Emails and texts that Chiles received through an open records request show that in September 2021, TEA Deputy Commissioner Jeff Cottrill set up a meeting with board members Danielle Weston and Mary Bone, far-right allies of the community that had advocated against Azaiez. TEA officials didn't meet with any other board members who might've opposed suspending the super, and in December 2021, the monitor recommended that Azaiez be placed on leave.
The board did suspend the superintendent, but the charges against Azaiez were ultimately dismissed. The board reinstated him, over the objections of Weston and Bone, in March of 2022. By then, it was election season and several candidates from Round Rock's right-wing community were campaigning to overturn the district's mask mandate, fire Azaiez, ban books, and, generally, bring Christian Nationalist values to the district. The far-right candidates were trounced in the November election and an even more progressive board was seated.
By then, Faltys was 16 months into the 12-month monitorship. And, Landrum told us, the grievance process that triggered the monitorship had been fixed. "We made sure that we did the things in our corrective action plan to meet our goals, check all the boxes," she said. "And then that's when I started saying, 'I want next steps. I want to know exactly what the next steps are. I want to know how I end this monitorship.' And that's when it became really, really difficult to get that information from TEA."

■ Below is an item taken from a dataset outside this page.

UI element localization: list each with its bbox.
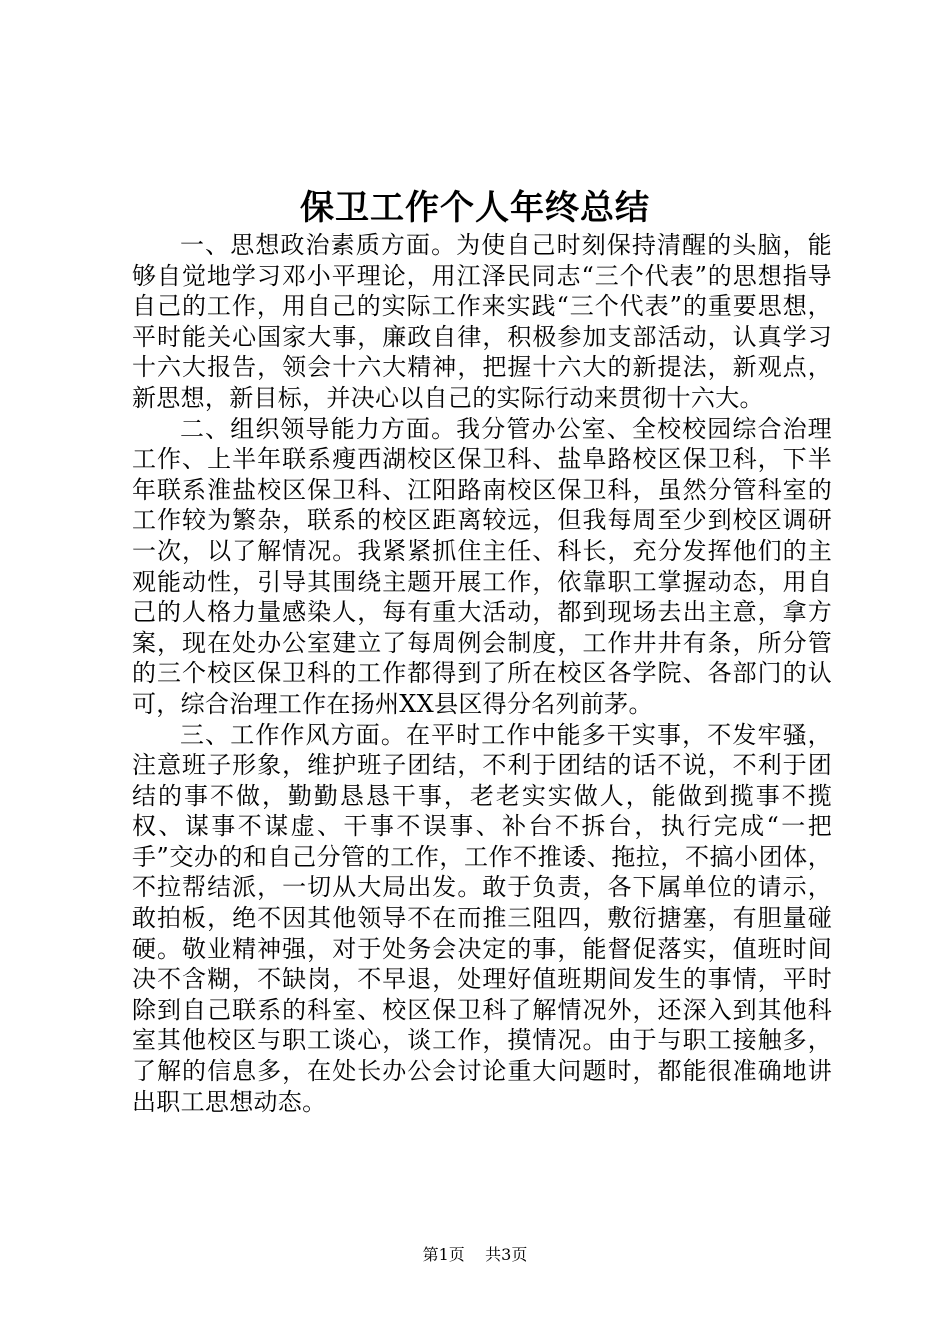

Landrum said she spent five months asking what standards TEA used in removing its monitor and was met with obfuscation and vague assurances. Finally, an agenda item addressing the issue was posted on June 16 for a board meeting to occur four days later. Landrum was unwilling to talk with us about the item, but it reads, "as requested by Trustee Landrum, the Board will consult with its attorney to discuss legal options and next steps available to the District regarding status of TEA monitor placement."
The next day, the district received word from TEA that the monitor would be withdrawn. The Chronicle will report in greater depth on the agency's monitorships in an upcoming issue.